Small living room with art on the wall

So, yes: Use frames with artwork, special elements or photos inside. Are there any other options?

7. Decorative Vinyl

We all succumb to its spell at some point. They promise to decorate the walls almost like a work of art and then walk away without a problem, leaving no trace (perhaps the biggest lie the decorating world has ever seen). The problem came when we realized that they didn’t look that good and, in fact, it was easy to find the same model as many of our friends and all our houses looked the same.

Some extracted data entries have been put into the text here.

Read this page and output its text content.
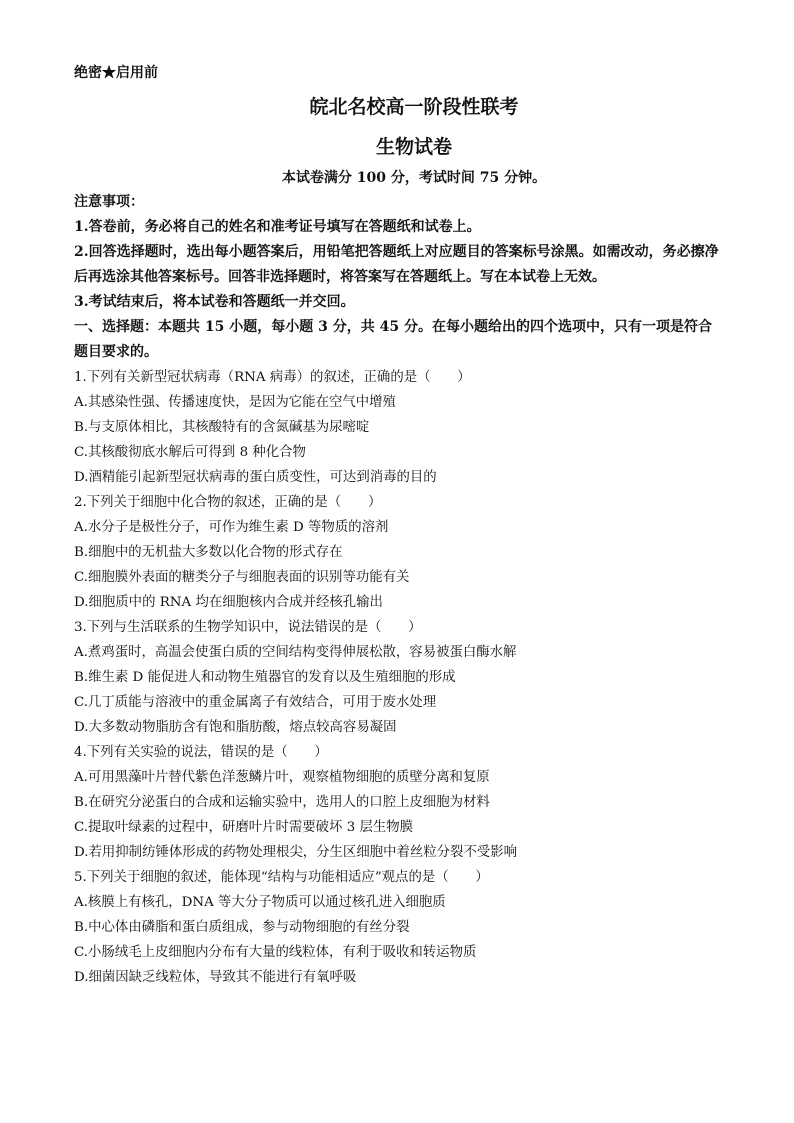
绝密★启用前
皖北名校高一阶段性联考
生物试卷
本试卷满分 100 分，考试时间 75 分钟。
注意事项：
1.答卷前，务必将自己的姓名和准考证号填写在答题纸和试卷上。
2.回答选择题时，选出每小题答案后，用铅笔把答题纸上对应题目的答案标号涂黑。如需改动，务必擦净后再选涂其他答案标号。回答非选择题时，将答案写在答题纸上。写在本试卷上无效。
3.考试结束后，将本试卷和答题纸一并交回。
一、选择题：本题共 15 小题，每小题 3 分，共 45 分。在每小题给出的四个选项中，只有一项是符合题目要求的。
1.下列有关新型冠状病毒（RNA 病毒）的叙述，正确的是（　　）
A.其感染性强、传播速度快，是因为它能在空气中增殖
B.与支原体相比，其核酸特有的含氮碱基为尿嘧啶
C.其核酸彻底水解后可得到 8 种化合物
D.酒精能引起新型冠状病毒的蛋白质变性，可达到消毒的目的
2.下列关于细胞中化合物的叙述，正确的是（　　）
A.水分子是极性分子，可作为维生素 D 等物质的溶剂
B.细胞中的无机盐大多数以化合物的形式存在
C.细胞膜外表面的糖类分子与细胞表面的识别等功能有关
D.细胞质中的 RNA 均在细胞核内合成并经核孔输出
3.下列与生活联系的生物学知识中，说法错误的是（　　）
A.煮鸡蛋时，高温会使蛋白质的空间结构变得伸展松散，容易被蛋白酶水解
B.维生素 D 能促进人和动物生殖器官的发育以及生殖细胞的形成
C.几丁质能与溶液中的重金属离子有效结合，可用于废水处理
D.大多数动物脂肪含有饱和脂肪酸，熔点较高容易凝固
4.下列有关实验的说法，错误的是（　　）
A.可用黑藻叶片替代紫色洋葱鳞片叶，观察植物细胞的质壁分离和复原
B.在研究分泌蛋白的合成和运输实验中，选用人的口腔上皮细胞为材料
C.提取叶绿素的过程中，研磨叶片时需要破坏 3 层生物膜
D.若用抑制纺锤体形成的药物处理根尖，分生区细胞中着丝粒分裂不受影响
5.下列关于细胞的叙述，能体现“结构与功能相适应”观点的是（　　）
A.核膜上有核孔，DNA 等大分子物质可以通过核孔进入细胞质
B.中心体由磷脂和蛋白质组成，参与动物细胞的有丝分裂
C.小肠绒毛上皮细胞内分布有大量的线粒体，有利于吸收和转运物质
D.细菌因缺乏线粒体，导致其不能进行有氧呼吸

Living room with fireplace and floral print wallpaper

So, yes: Wallpaper, wall covering, wallpaper…the options are so varied (and so superior) that vinyl will eventually fall apart under its own weight.

8. Fake Pop Art

Is your own face modeled after Warhol’s Marilyn Monroe? A fake Roy Lichtenstein where you can even see the pixels of the image? We’ve all seen it, we might even be a part of it, but that doesn’t mean it’s right.

Another option: Don’t let anything mislead: Just like Alaska and Mario, we love Pop Art, we love Warhol and the Factory. But unless the furniture matches and our house is an ode to this artistic movement, its use must be modest and, above all, honest. If we have a reproduction of at least one work, it is better to buy one of sufficient quality so that it does not look like we printed it ourselves at home.

9. Giant furniture for TV

It was the most prosperous era of DVD, and many clever furniture manufacturers were able to see the desire of many people to display television and movies on the same piece of furniture. Maybe it takes up an entire wall and makes the TV and all the DVDs look like a real trophy.

Easily place a TV in a project by Vivi Cirello in Brazil.

Renato Navarro

So, yes: Placing a TV in your home has always been a constant topic for any renovation enthusiast or professional. Current current? Hide it in custom furniture that opens and closes, or place it in simple furniture, but don’t take it too seriously. Any other suggestions? Try surrounding it with plants and everything will look different.

10. Gallery Wall

Granted, the classic wall filled with paintings didn’t appear in the 2000s, but it did reach the pinnacle of maximalism at this time. The problem is that in order to create it, people often neglect to place the painting in other areas of the house in a way that makes no sense. A gallery wall is appropriate when we have a lot of work.

Another option: Place the painting on the wall carefully and thoroughly. Yes, sometimes it’s not easy. That’s why we’re here to give you some tips.